Marcela V. Maus, M.D., Ph.D., director of MGHCC’s Cellular Immunotherapy Program and assistant professor of medicine at Harvard Medical School, will lead the scientific work at the Cancer Center.

“We have already seen the profound benefit that T-cell therapies can have for certain patients with a specific set of tumor types.  Now the potential with gene editing, and specifically CRISPR/Cas9, exists to create improved versions of these cells that may work for a wider variety of patients with a more diverse set of tumor types,” Dr. Maus said in a statement.

 

Next-Generation Immunotherapies

CRISPR Therapeutics’ interest in next-generation T-cell cancer immunotherapies comes as both Kite Pharma and Novartis await FDA decisions on their CAR-T immuno-oncology treatments, with the companies emerging as leading developers of CAR-T therapies. Last month, Novartis won an FDA advisory committee’s unanimous recommendation of approval for Novartis’ leukemia-fighting treatment CTL019 (tisagenlecleucel), a CAR-T therapy developed through a collaboration between the pharma giant and researchers from the University of Pennsylvania launched in 2012.

CRISPR Therapeutics’ drug development efforts also include partnerships with Bayer and Vertex Pharmaceuticals intended to develop CRISPR-based therapeutics in diseases with high unmet need. CRISPR Therapeutics and Bayer have formed a $335 million-plus joint venture, Casebia Therapeutics, to develop treatments aimed at curing blood disorders, blindness, and congenital heart disease.

CRISPR Therapeutics is among four companies to have licensed CRISPR technology for which a European patent was granted in March to the Regents of the University of California (UC), the University of Vienna, and Emmanuelle Charpentier, Ph.D., a director at the Max-Planck Institute in Berlin.

The European patent holders are appealing a February 15 decision by the Patent Trial and Appeal Board (PTAB), which sided with the Broad Institute of MIT and Harvard in the bitter legal battle over who invented the gene-editing platform. The PTAB found “no interference in fact” between 12 patents related to CRISPR technology that list as inventor Feng Zhang, Ph.D., of the Broad, and a patent application by Dr. Charpentier and Jennifer Doudna, Ph.D., of UC Berkeley.

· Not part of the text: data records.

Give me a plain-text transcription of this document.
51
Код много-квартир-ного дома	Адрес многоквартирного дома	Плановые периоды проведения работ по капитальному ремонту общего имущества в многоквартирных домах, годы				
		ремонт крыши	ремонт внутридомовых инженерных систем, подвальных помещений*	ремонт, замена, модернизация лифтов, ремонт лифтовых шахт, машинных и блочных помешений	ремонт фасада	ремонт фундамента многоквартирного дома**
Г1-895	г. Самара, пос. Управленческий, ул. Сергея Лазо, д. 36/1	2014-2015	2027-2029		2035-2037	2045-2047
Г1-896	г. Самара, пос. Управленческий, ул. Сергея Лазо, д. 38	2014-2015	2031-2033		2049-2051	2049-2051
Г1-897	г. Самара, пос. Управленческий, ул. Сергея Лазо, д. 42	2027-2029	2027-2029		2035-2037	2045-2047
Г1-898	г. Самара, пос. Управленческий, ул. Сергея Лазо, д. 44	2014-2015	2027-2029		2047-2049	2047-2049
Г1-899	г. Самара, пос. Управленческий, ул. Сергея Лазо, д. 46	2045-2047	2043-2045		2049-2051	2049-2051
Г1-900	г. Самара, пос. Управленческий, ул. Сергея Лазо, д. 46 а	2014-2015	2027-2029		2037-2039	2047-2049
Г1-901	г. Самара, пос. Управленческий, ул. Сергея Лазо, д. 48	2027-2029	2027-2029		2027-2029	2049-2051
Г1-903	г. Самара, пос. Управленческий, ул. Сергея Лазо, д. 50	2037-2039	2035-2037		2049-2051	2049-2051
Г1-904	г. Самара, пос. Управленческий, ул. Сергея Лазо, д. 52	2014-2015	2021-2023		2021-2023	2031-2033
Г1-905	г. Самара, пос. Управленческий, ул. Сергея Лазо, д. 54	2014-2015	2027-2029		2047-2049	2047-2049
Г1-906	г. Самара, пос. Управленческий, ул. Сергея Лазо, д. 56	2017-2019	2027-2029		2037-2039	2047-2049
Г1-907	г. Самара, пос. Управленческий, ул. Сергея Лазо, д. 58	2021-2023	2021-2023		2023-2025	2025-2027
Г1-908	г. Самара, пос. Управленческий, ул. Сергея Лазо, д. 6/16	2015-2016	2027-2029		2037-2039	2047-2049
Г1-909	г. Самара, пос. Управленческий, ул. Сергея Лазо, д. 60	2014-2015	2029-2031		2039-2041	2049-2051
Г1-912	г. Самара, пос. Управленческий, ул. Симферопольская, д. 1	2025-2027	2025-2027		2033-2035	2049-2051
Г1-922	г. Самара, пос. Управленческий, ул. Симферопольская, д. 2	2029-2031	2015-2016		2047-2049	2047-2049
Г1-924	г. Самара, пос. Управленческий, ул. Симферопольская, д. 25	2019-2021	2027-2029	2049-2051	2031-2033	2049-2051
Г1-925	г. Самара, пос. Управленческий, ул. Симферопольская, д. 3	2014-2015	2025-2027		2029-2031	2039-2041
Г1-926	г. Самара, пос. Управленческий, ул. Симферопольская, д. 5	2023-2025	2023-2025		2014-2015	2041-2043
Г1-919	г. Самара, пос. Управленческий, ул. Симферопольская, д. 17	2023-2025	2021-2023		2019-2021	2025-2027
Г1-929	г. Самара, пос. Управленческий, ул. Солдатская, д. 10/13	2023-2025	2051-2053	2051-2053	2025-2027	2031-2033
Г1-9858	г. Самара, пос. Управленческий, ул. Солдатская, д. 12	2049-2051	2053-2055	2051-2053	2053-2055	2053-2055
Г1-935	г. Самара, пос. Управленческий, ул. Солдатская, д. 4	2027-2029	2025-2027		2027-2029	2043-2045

The European patent holders have cited decisions by other countries to grant them patents for CRISPR/Cas9 in all settings, including eukaryotic cells—including the U.K., nearly 40 other countries that are members of the European Patent Convention, and Asia-Pacific nations such as Australia, New Zealand, Singapore, and China.

Joining CRISPR Therapeutics in licensing the European-patented CRISPR technology are Caribou Biosciences, ERS Genomics, and Intellia Therapeutics.

Also last month, the European Patent office granted Cellectis a patent to use CRISPR in T cells, to be issued in August and valid until 2034. “We’re not a company that’s here to block the other [companies],” Cellectis chairman and CEO Andre Choulika, Ph.D., told GEN. “We’re here to develop products on our side…but, if there are people that are interested in using CRISPR in T cells, we’re definitely open to talk to them.”